И я протолкался. Первое, что я почувствовал, – здесь не было привычного больничного запаха; точнее сказать, он был отодвинут, оттеснен каким-то другим запахом, немыслимым, посторонним в этих кафельных стенах, – слегка сладковатым: так пахнет порох. И только потом я увидел.

Разбрызганное по полу стекло, опрокинутый столик с хирургическими инструментами. Медленное покачивание капельницы, ритмичная пульсация зеленого сигнала в экране какого-то прибора. Пустой операционный стол, кровь на полу. Человек в хирургическом халате – лицом вниз, рядом с оперстолом. Еще человек – справа, у приборов: он лежит, нелепо вывернув колени.

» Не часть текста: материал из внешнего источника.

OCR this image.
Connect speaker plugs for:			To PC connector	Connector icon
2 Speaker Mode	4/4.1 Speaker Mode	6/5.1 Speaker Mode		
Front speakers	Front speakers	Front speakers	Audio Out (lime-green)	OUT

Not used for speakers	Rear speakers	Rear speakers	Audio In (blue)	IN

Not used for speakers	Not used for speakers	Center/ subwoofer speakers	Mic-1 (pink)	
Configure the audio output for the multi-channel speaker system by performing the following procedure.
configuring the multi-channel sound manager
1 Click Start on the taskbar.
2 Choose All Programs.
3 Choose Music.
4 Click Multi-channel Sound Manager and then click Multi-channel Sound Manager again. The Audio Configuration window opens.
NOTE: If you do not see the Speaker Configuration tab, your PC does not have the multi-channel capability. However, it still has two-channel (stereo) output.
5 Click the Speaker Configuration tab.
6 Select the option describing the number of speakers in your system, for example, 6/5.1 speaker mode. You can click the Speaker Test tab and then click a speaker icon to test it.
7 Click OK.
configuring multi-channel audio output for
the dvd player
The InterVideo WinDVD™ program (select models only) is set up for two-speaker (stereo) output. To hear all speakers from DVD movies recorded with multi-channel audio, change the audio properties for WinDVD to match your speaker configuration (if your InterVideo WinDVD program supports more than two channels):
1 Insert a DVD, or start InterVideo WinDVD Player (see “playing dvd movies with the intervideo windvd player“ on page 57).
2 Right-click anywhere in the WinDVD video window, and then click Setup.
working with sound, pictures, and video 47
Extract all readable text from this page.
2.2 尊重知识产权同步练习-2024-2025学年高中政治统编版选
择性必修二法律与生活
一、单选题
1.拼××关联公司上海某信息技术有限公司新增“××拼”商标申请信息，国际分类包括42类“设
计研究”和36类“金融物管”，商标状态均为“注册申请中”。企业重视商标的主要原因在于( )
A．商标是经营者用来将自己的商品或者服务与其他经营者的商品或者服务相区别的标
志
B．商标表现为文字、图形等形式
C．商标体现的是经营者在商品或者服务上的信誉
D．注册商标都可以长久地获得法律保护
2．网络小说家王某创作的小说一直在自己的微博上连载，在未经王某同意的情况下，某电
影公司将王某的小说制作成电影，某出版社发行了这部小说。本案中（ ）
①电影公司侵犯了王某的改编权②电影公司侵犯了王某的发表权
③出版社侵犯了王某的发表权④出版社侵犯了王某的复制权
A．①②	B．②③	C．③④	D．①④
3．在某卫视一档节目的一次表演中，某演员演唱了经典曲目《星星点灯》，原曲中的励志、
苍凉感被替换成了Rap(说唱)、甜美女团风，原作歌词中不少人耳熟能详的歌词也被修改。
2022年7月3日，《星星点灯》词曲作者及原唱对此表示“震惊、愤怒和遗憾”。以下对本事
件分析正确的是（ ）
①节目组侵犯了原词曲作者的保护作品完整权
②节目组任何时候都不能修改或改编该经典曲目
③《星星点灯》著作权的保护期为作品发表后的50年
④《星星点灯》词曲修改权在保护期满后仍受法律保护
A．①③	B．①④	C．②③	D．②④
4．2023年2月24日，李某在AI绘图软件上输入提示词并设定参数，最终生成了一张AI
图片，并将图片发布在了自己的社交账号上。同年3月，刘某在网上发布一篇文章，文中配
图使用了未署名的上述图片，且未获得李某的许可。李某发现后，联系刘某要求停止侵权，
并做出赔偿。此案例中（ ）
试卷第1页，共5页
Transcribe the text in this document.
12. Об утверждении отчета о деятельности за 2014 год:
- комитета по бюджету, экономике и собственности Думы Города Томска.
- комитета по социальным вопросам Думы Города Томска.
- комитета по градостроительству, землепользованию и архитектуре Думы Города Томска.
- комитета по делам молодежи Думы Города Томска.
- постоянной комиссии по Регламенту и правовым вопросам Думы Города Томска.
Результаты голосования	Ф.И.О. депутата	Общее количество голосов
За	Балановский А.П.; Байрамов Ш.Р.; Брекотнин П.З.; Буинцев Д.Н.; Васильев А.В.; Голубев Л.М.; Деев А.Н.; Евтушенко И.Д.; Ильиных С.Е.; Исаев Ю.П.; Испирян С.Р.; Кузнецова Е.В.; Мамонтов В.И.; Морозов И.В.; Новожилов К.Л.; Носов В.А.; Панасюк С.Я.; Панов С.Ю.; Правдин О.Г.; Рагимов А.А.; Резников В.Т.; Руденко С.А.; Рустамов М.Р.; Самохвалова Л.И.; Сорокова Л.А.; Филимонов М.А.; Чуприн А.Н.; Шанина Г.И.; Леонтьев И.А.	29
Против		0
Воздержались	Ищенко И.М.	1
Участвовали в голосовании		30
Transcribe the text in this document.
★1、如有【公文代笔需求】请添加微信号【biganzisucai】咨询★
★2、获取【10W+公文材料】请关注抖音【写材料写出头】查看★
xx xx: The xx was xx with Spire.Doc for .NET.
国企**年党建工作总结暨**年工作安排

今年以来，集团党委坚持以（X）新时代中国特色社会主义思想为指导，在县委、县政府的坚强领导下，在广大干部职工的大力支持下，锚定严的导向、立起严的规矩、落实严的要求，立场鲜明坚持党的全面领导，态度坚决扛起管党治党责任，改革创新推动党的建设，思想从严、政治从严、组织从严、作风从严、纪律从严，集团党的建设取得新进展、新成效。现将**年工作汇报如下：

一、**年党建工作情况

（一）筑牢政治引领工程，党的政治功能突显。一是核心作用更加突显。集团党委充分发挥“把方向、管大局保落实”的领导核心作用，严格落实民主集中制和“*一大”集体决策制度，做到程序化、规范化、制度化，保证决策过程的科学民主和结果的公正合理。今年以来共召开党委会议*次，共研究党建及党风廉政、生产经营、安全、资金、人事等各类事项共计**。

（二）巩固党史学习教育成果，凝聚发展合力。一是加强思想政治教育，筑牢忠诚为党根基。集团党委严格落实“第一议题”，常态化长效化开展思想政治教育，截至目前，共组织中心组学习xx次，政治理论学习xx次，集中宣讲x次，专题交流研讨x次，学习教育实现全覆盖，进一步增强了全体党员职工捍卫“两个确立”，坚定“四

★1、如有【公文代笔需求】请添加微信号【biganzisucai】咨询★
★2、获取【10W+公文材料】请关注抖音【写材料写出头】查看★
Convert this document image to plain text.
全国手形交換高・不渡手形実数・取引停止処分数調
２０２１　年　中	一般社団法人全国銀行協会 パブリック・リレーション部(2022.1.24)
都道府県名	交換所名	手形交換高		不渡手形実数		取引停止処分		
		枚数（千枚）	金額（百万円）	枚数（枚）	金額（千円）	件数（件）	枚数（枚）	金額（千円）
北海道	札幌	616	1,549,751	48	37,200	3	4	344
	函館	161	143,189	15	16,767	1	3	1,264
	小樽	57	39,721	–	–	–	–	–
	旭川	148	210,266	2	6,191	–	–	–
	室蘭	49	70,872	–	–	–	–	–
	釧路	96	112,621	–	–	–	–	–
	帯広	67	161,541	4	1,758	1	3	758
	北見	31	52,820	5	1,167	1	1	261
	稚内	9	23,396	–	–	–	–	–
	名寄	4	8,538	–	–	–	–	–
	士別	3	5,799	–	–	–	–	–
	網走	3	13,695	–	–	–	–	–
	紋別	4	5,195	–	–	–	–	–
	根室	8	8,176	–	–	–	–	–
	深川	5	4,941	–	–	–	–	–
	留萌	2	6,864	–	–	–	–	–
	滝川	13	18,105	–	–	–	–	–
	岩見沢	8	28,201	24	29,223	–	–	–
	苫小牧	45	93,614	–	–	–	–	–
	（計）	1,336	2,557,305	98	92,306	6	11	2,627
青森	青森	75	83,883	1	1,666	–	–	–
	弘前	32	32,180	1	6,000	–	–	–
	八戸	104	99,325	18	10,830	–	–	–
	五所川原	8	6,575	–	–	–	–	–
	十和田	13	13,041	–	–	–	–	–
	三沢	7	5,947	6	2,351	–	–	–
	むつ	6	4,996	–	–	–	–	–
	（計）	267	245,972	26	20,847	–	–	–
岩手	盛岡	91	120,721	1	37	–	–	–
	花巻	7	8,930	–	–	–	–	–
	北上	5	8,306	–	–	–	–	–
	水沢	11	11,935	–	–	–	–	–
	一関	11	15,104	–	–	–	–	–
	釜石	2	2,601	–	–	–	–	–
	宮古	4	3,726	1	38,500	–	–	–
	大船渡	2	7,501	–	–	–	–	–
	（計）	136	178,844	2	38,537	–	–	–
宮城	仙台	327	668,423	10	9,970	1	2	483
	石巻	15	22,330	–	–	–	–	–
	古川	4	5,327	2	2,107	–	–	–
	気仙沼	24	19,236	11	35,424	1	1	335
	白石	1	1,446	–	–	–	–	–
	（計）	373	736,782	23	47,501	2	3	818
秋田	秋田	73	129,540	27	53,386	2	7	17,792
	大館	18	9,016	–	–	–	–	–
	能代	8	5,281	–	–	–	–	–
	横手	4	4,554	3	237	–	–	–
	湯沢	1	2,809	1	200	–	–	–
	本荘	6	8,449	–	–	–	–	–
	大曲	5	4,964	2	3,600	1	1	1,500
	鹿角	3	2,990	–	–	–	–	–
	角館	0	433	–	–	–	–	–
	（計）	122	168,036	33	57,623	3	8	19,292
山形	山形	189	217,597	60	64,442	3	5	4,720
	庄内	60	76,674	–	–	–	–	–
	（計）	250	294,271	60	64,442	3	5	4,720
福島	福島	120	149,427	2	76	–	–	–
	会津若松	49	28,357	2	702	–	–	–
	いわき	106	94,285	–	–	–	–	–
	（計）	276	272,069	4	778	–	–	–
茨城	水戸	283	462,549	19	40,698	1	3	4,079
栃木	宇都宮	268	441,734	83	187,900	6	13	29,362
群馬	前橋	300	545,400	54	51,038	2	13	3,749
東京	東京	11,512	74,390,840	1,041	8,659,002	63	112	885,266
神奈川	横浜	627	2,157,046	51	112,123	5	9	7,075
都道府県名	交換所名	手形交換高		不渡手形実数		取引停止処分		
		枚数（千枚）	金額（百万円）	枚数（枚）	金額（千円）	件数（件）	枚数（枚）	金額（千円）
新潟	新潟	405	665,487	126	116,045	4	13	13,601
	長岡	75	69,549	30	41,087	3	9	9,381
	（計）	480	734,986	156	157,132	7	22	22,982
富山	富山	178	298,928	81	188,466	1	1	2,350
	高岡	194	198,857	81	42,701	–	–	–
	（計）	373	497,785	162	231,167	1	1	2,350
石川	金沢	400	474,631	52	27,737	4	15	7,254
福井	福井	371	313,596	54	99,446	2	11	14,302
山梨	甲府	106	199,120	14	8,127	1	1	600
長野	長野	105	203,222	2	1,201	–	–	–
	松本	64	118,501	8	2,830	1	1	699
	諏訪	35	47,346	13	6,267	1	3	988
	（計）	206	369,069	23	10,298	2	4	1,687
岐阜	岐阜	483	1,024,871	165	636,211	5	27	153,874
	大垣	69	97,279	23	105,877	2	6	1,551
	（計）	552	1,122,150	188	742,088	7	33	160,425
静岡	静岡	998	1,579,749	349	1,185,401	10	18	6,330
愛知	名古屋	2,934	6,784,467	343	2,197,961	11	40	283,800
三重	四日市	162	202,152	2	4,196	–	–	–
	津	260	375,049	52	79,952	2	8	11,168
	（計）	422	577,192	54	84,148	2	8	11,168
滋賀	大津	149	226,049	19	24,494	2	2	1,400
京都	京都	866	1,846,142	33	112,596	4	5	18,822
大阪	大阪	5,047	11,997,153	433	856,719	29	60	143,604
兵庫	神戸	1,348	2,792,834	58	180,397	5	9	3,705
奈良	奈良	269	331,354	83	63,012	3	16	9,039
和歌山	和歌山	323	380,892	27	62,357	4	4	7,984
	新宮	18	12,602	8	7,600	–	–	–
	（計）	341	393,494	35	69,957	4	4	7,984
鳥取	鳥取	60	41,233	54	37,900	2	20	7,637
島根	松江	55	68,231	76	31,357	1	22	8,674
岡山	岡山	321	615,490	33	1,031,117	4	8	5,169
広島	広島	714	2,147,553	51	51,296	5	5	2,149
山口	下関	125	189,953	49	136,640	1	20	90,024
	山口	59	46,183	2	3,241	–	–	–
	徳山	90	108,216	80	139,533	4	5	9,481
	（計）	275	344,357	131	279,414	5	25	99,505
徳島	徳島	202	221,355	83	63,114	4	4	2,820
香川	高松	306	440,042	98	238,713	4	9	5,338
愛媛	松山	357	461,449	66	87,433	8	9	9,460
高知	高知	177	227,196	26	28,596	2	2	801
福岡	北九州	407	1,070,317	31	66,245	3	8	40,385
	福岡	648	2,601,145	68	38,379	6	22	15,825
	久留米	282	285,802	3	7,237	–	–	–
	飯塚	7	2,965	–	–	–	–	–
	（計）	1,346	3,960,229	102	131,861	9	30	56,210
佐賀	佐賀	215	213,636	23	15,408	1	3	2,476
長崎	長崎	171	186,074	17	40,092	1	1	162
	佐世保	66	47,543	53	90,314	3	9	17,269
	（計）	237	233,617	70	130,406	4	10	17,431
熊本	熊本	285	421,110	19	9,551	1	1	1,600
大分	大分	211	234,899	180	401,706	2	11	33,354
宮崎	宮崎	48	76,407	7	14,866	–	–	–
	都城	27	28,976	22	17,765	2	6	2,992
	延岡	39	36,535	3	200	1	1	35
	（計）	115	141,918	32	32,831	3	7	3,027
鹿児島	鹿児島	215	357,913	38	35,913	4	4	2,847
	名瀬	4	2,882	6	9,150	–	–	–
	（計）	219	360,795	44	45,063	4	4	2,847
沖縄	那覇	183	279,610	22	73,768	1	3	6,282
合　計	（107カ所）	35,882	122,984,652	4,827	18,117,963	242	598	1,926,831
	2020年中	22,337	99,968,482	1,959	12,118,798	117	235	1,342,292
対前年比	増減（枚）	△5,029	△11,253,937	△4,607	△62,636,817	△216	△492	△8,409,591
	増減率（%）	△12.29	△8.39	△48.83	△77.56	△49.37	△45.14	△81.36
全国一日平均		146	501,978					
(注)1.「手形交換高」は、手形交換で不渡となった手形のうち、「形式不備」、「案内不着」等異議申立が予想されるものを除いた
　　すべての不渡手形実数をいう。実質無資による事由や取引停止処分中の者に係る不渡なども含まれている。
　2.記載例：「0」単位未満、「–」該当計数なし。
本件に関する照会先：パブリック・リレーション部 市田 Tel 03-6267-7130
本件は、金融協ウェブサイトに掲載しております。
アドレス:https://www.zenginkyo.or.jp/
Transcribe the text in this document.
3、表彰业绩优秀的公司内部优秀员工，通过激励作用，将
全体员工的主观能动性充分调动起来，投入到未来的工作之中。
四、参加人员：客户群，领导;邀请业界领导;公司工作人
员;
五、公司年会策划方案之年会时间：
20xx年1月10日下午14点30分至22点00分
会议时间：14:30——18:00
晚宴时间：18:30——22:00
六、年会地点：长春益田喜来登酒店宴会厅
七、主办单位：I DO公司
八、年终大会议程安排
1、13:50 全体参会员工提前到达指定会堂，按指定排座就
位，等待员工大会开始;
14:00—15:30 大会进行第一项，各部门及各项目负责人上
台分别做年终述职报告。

И был еще один человек – в левом углу, у кафельной стены. Вернее сказать, что от человека осталось. А осталось от него, кажется, одно лицо – все в ссадинах и синяках. Но не настолько изуродованное, чтобы его нельзя было узнать.

Наверное, они пришли, оттеснили в угол опербригаду, стащили со стола человека, обрывая нити, соединяющие его с жизнью, – все эти капельницы, шланги искусственного дыхания или что у них там еще есть на этот случай в операционных – оттащили налево, прислонили к стене и расстреляли.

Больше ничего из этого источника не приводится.